Depaoli plans to study health science and she wants to become a physician assistant.

Hayden McGinnis, George Fox University track and field

McGinnis moved to Fernley a week before school started last fall, from a small northwest Oregon town called Clatskanie. Now he’s heading back close to home to compete in track and field for George Fox University, in Newberg, Ore. The Bruins compete in the NCAA Division III Northwest Conference.

Although he finished second in the 3A State meet last month in the discus, McGinnis still considers himself somewhat of a novice thrower. He never threw a shot put or discus until his junior year at Clatskanie, where he also finished second at state. But indicative of the room he still has to grow, his throw at state beat his qualifying throw by seven feet.

“I’ve seen more progression with only limited practice, so I’m excited to see how that develops,” he said. “I’m already on my summer workout program and in the gym almost every single day, and in college I’ll be on a meal plan and have higher level coaching. I’ll see a lot more improvements up there, I can already tell.”

McGinnis said he only started throwing shot put and discus after other events didn’t work out.

“I was just like, ‘I’m not good at anything else, I may as well just try it out.’ and it worked out for me,” he said.

McGinnis played on the Vaqueros’ basketball team this winter and he’s previously tried football and cross country. He always wanted to be a college athlete, but he didn’t think it was in the cards for him until he started throwing shot put and discus.

“I just didn’t’ see enough success and I kind of threw it out the window until I started throwing, and that’s when the opportunity kind of arose,” he said. “Even until this year I was thinking I wouldn’t be a college athlete and I started progressing more and reached out to colleges and realized actually I have a lot of potential.”
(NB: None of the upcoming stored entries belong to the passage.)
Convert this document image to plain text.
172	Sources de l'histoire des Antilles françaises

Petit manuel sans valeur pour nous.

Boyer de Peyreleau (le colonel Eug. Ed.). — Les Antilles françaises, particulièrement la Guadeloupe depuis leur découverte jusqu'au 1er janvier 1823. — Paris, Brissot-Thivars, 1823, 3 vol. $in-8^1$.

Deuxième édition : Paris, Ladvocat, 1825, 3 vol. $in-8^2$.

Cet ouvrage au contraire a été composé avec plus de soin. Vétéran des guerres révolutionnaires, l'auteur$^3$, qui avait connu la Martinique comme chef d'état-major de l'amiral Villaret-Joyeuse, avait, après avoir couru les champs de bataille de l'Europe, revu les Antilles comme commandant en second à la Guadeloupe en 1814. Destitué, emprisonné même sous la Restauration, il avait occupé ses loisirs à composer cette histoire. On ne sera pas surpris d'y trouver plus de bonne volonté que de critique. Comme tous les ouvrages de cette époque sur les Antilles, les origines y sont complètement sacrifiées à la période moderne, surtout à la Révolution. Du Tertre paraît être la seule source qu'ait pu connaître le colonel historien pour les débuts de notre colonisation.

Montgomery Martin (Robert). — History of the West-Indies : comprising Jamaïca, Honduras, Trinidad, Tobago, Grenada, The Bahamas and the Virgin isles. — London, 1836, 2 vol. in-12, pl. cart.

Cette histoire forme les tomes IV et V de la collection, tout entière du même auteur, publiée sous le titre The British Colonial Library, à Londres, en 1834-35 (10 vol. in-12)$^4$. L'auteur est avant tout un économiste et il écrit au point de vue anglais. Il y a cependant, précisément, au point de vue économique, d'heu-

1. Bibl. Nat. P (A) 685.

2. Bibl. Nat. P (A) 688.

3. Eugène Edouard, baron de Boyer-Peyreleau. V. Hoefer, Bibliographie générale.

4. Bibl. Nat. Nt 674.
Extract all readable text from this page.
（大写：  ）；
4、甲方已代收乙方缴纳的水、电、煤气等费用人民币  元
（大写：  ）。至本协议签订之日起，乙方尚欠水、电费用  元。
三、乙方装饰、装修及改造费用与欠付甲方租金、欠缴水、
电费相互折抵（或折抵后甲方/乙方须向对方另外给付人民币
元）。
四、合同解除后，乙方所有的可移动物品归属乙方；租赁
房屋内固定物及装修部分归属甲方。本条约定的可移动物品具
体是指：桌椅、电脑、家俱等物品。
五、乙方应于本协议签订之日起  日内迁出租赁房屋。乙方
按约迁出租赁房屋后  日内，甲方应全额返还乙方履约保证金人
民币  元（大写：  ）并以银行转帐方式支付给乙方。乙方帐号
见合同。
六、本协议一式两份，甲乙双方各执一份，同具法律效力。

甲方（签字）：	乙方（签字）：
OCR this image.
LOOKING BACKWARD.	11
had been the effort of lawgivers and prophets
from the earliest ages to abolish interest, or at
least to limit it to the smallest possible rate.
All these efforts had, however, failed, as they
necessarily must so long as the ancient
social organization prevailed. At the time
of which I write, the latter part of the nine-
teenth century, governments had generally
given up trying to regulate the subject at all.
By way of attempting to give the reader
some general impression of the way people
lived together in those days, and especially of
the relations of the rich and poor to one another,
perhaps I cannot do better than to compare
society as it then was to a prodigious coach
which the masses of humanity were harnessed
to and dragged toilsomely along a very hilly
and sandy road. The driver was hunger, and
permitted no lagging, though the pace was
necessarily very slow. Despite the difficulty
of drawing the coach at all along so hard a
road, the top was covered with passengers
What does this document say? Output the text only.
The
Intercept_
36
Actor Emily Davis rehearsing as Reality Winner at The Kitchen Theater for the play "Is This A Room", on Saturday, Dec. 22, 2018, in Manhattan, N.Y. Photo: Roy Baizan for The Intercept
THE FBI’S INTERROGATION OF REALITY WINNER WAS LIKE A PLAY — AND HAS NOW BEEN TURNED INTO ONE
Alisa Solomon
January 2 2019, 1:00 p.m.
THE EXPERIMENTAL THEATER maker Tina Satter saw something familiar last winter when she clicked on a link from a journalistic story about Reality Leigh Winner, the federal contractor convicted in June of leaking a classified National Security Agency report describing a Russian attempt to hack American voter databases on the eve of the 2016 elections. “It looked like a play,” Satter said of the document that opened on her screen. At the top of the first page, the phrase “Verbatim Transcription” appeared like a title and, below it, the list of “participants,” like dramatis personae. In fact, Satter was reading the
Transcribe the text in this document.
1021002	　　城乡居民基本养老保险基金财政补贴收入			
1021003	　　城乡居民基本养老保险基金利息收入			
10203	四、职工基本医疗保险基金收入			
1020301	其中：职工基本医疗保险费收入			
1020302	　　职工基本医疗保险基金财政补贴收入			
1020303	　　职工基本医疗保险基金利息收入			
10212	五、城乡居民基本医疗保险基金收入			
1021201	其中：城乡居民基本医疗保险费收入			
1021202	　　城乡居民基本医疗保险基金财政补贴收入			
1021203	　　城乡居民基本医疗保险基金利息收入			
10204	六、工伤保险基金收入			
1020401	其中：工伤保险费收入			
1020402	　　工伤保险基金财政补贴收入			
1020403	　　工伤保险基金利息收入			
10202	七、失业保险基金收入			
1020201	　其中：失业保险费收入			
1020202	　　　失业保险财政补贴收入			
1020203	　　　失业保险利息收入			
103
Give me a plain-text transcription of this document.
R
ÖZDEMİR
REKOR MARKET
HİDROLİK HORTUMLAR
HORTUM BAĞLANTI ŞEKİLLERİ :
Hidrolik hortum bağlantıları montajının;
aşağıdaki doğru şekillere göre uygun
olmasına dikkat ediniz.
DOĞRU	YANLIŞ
McGinnis said his dream is to go to the University of Oregon or Oregon State University, but he doesn’t want to pay out of state tuition, so his hope is to develop his skills and possibly transfer to one of the bigger schools.

And since college track includes events that high school doesn’t, he plans on throwing the hammer and javelin as well.

“I’ll try the hammer and see how that goes, and I don’t have experience with jav but actually I’m more natural with it,” he said. “I’ve seen more progression with it with only limited practice.”

Academically, McGinnis said the decision of a major is a toss-up between computer science and computer engineering. He’s interested in coding, and possibly software development.

Toby Gertson, Feather River College football

After not playing much as a junior, Gertson’s breakout senior season on the offensive line has earned him the chance to play at Feather River College in Quincy, Calif.

“I didn’t think it was going to be a thing for me at all, and then senior year in the weight room and I got taller and faster and just better overall,” Gertson said. “And that’s when it clicked, this could actually work.”

Gertson said Feather River reached out to coach Chris Ward about him. It was the only school that offered him a spot, and now he’s looking to go there and make an impact playing guard on the offensive line.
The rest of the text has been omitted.